Egal ob Maßnahmen zum Arbeitsschutz oder neue Aufgaben im Rahmen der Digitalisierung: Vereinbarungen und Regelungen aus den eigenen Reihen lassen sich den Mitarbeitern meistens nicht nur besser vermitteln – sie sind oft auch deutlich effektiver als die Interessenvertretung von externen Ideen- oder Innovationsmanagern. Die langjährigen Mitarbeiter kennen das Unternehmen und seine Kunden viel besser und können deshalb konkretere Aussagen über die einzelnen Tätigkeiten und Aufgaben sowie die zugehörigen Vereinbarungen im Unternehmen treffen. 

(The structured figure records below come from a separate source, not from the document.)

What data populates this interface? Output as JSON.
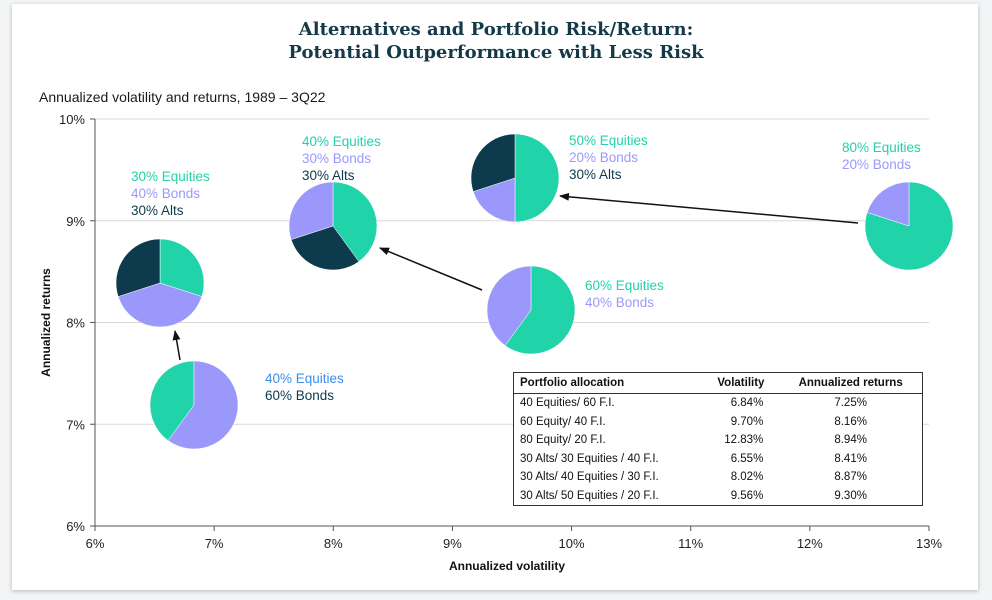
{
  "title_line1": "Alternatives and Portfolio Risk/Return:",
  "title_line2": "Potential Outperformance with Less Risk",
  "subtitle": "Annualized volatility and returns, 1989 – 3Q22",
  "colors": {
    "equities": "#20d3a8",
    "bonds": "#9a99fb",
    "alts": "#0d3a4c",
    "grid": "#d9d9d9",
    "title": "#143a4a"
  },
  "chart_data": {
    "type": "scatter",
    "xlabel": "Annualized volatility",
    "ylabel": "Annualized returns",
    "xlim": [
      6,
      13
    ],
    "ylim": [
      6,
      10
    ],
    "x_ticks": [
      "6%",
      "7%",
      "8%",
      "9%",
      "10%",
      "11%",
      "12%",
      "13%"
    ],
    "y_ticks": [
      "6%",
      "7%",
      "8%",
      "9%",
      "10%"
    ],
    "grid": "horizontal",
    "points": [
      {
        "label": "40 Equities/ 60 F.I.",
        "x": 6.84,
        "y": 7.25,
        "slices": {
          "equities": 40,
          "bonds": 60,
          "alts": 0
        },
        "legend": [
          {
            "text": "40% Equities",
            "key": "equities_alt"
          },
          {
            "text": "60% Bonds",
            "key": "alts"
          }
        ]
      },
      {
        "label": "60 Equity/ 40 F.I.",
        "x": 9.7,
        "y": 8.16,
        "slices": {
          "equities": 60,
          "bonds": 40,
          "alts": 0
        },
        "legend": [
          {
            "text": "60% Equities",
            "key": "equities"
          },
          {
            "text": "40% Bonds",
            "key": "bonds"
          }
        ]
      },
      {
        "label": "80 Equity/ 20 F.I.",
        "x": 12.83,
        "y": 8.94,
        "slices": {
          "equities": 80,
          "bonds": 20,
          "alts": 0
        },
        "legend": [
          {
            "text": "80% Equities",
            "key": "equities"
          },
          {
            "text": "20% Bonds",
            "key": "bonds"
          }
        ]
      },
      {
        "label": "30 Alts/ 30 Equities / 40 F.I.",
        "x": 6.55,
        "y": 8.41,
        "slices": {
          "equities": 30,
          "bonds": 40,
          "alts": 30
        },
        "legend": [
          {
            "text": "30% Equities",
            "key": "equities"
          },
          {
            "text": "40% Bonds",
            "key": "bonds"
          },
          {
            "text": "30% Alts",
            "key": "alts"
          }
        ]
      },
      {
        "label": "30 Alts/ 40 Equities / 30 F.I.",
        "x": 8.02,
        "y": 8.87,
        "slices": {
          "equities": 40,
          "bonds": 30,
          "alts": 30
        },
        "legend": [
          {
            "text": "40% Equities",
            "key": "equities"
          },
          {
            "text": "30% Bonds",
            "key": "bonds"
          },
          {
            "text": "30% Alts",
            "key": "alts"
          }
        ]
      },
      {
        "label": "30 Alts/ 50 Equities / 20 F.I.",
        "x": 9.56,
        "y": 9.3,
        "slices": {
          "equities": 50,
          "bonds": 20,
          "alts": 30
        },
        "legend": [
          {
            "text": "50% Equities",
            "key": "equities"
          },
          {
            "text": "20% Bonds",
            "key": "bonds"
          },
          {
            "text": "30% Alts",
            "key": "alts"
          }
        ]
      }
    ],
    "table": {
      "headers": [
        "Portfolio allocation",
        "Volatility",
        "Annualized returns"
      ],
      "rows": [
        [
          "40 Equities/ 60 F.I.",
          "6.84%",
          "7.25%"
        ],
        [
          "60 Equity/ 40 F.I.",
          "9.70%",
          "8.16%"
        ],
        [
          "80 Equity/ 20 F.I.",
          "12.83%",
          "8.94%"
        ],
        [
          "30 Alts/ 30 Equities / 40 F.I.",
          "6.55%",
          "8.41%"
        ],
        [
          "30 Alts/ 40 Equities / 30 F.I.",
          "8.02%",
          "8.87%"
        ],
        [
          "30 Alts/ 50 Equities / 20 F.I.",
          "9.56%",
          "9.30%"
        ]
      ]
    }
  }
}
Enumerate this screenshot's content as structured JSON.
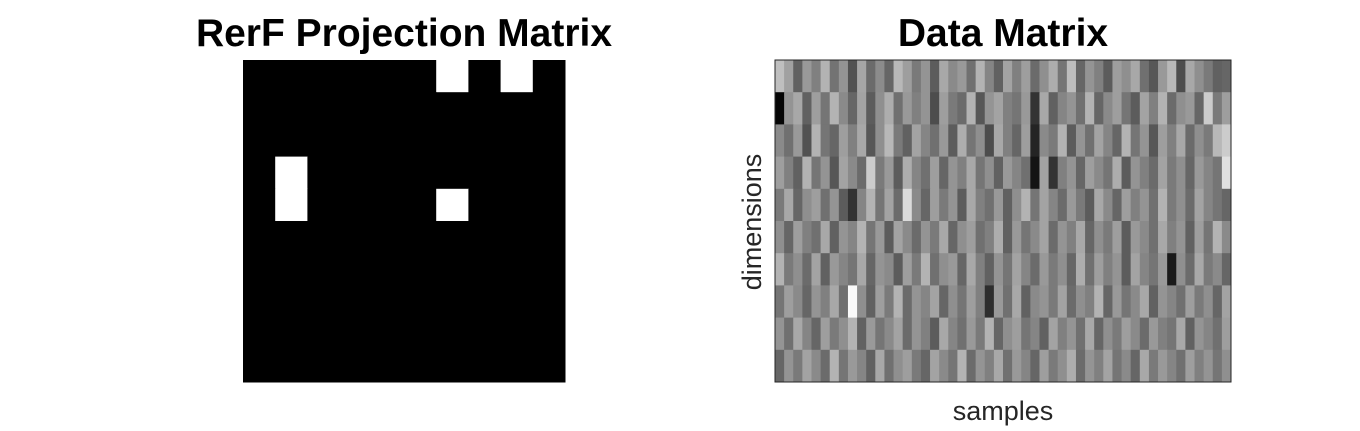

Fazit: Mehr Mitgestaltung und Demokratie bei der Arbeit wagen

Betriebliche Mitgestaltung durch Arbeitnehmerinnen und Arbeitnehmer hat vor allem zwei große Vorteile: Zum einen lassen sich mit neuen Ideen der Kolleginnen und Kollegen Projekte und Aufgaben zielgerichtet vorantreiben. Zum anderen steigern Mitgestaltungsmöglichkeiten die Mitarbeiterzufriedenheit, fördern die Motivation, erhöhen die Produktivität und stärken die Loyalität. Denn auch wenn die Einbindung von Betriebsratsarbeit, Berufsgenossenschaften und anderen Interessenvertretungen auf den ersten Blick vor allem aufwendig erscheint, profitieren Arbeitgeber letztlich von mehr Mut zu Mitgestaltung und Demokratie.

FAQ: Häufig gestellte Fragen zur Mitgestaltung am Arbeitsplatz

Laut § 1 Abs. 1 BetrVG wird in der Regel ein Betriebsrat gegründet, wenn ein Unternehmen mindestens fünf Arbeitnehmer beschäftigt, die wahlberechtigt (also mindestens 18 Jahre alt und kein leitender Angestellter) sind.
Arbeitnehmer, die ihre Arbeitsumgebung und ihre Aufgaben selbst mitgestalten können, sind nicht nur nachweislich produktiver, sondern meist auch zufriedener und loyaler gegenüber dem Arbeitgeber.
Allgemein unterscheidet man drei Ebenen der Mitgestaltung am Arbeitsplatz: 1) die operative Mitgestaltung im Tagesgeschäft, 2) die taktische Mitgestaltung bei mittelfristigen Entscheidungen und 3) die strategische Mitgestaltung der langfristigen Ausrichtung des Unternehmens.